Despite this, TfL is taking a tough stance potentially damaging Uber’s business and reputation. As it stands, Uber has a 21-day period to appeal and can continue to operate until the process has been finalised.
London is one of the five major cities for Uber, along with Los Angeles, New York, San Francisco and São Paulo. 24% of sales come from these markets alone.
The UK capital is the key driver of revenue for Europe so this ruling will directly impact on the firm’s operating results.
London mayor, Sadiq Khan, came out in support of the ruling citing a “pattern of failure by Uber” and an inability to keep Londoners safe.
Uber CEO, Dara Khosrowhahai, has accepted the importance of regulation for Uber and stressed the firm has fundamentally changed its operations in London to comply with TfL guidelines.
In September 2019, the Chief Magistrate considered Uber had undergone a significant improvement of its operations, and in May 2019, Uber made TfL aware of the identification issues.
Considering these circumstances an outright repeal seems harsh.
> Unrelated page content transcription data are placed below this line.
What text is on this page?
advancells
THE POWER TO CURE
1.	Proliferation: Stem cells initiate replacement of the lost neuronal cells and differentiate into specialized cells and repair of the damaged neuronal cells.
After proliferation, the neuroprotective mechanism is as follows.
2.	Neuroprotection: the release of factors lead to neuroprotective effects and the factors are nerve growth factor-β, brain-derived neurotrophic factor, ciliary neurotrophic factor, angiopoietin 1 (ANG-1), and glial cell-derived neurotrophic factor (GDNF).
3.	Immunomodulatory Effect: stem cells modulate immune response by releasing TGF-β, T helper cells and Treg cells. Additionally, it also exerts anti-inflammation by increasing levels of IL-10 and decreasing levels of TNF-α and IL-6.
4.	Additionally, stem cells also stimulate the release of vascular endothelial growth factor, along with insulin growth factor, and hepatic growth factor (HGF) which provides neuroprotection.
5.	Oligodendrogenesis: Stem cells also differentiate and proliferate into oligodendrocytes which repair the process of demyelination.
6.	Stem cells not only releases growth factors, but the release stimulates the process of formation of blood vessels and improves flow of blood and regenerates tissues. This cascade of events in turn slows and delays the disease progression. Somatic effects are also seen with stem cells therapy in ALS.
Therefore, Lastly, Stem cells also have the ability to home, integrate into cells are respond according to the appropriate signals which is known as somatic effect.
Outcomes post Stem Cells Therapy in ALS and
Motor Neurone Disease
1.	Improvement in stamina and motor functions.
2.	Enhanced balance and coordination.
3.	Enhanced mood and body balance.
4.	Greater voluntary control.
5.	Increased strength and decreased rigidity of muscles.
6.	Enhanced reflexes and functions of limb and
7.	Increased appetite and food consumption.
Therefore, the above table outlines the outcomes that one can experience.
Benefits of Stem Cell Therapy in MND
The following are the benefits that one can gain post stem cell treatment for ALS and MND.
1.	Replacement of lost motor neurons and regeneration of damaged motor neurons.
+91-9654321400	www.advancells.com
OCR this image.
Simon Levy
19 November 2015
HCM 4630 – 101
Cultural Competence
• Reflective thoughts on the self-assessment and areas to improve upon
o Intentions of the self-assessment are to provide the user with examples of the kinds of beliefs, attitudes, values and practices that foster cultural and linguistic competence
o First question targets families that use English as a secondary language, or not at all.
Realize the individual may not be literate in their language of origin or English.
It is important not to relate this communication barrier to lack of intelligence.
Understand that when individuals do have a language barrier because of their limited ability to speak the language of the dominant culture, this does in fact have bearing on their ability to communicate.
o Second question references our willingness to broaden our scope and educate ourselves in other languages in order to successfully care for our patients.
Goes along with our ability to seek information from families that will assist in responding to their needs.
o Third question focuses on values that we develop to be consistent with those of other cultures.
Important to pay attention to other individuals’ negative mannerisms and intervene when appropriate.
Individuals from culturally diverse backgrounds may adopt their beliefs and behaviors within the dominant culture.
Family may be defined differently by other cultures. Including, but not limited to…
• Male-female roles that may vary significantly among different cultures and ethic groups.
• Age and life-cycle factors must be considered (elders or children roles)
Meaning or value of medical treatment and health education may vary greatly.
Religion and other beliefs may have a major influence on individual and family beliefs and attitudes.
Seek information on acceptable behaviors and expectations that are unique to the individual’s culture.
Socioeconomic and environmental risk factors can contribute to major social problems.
The authorities seem intent on upholding this verdict, leaving the courts to make the final decision.
Should the court appeal fail, the departure of Uber from London will open the way for rivals to occupy the market.
Competition from ride-hailing firms, such as Estonian start-up Bolt and French rival Kapten, will look to seize market share but must be wary of potential TfL sanctions. Also if upheld, the verdict could lead to heightened international distrust of Uber.
The other big winner should Uber fall are London’s black cab services.
Jim Kelly, chair of Unite Union’s London and Eastern cab section believed the ruling was in the best interests of drivers, declaring Uber was “driving down standards”. However, James Farrar, of the IWGB Union, highlighted the damaging effects on Uber’s 45,000 drivers, such as unemployment causing difficulty for drivers to meet lease payments.
As black cabs remain extortionately priced, blocking Uber services will also be damaging for the consumer. Taxi unions have previously helped put an end to Uber in other countries, notably Bulgaria and Hungary.
That London will go down this route remains to be seen but Uber’s exit from London would be hugely significant for the industry.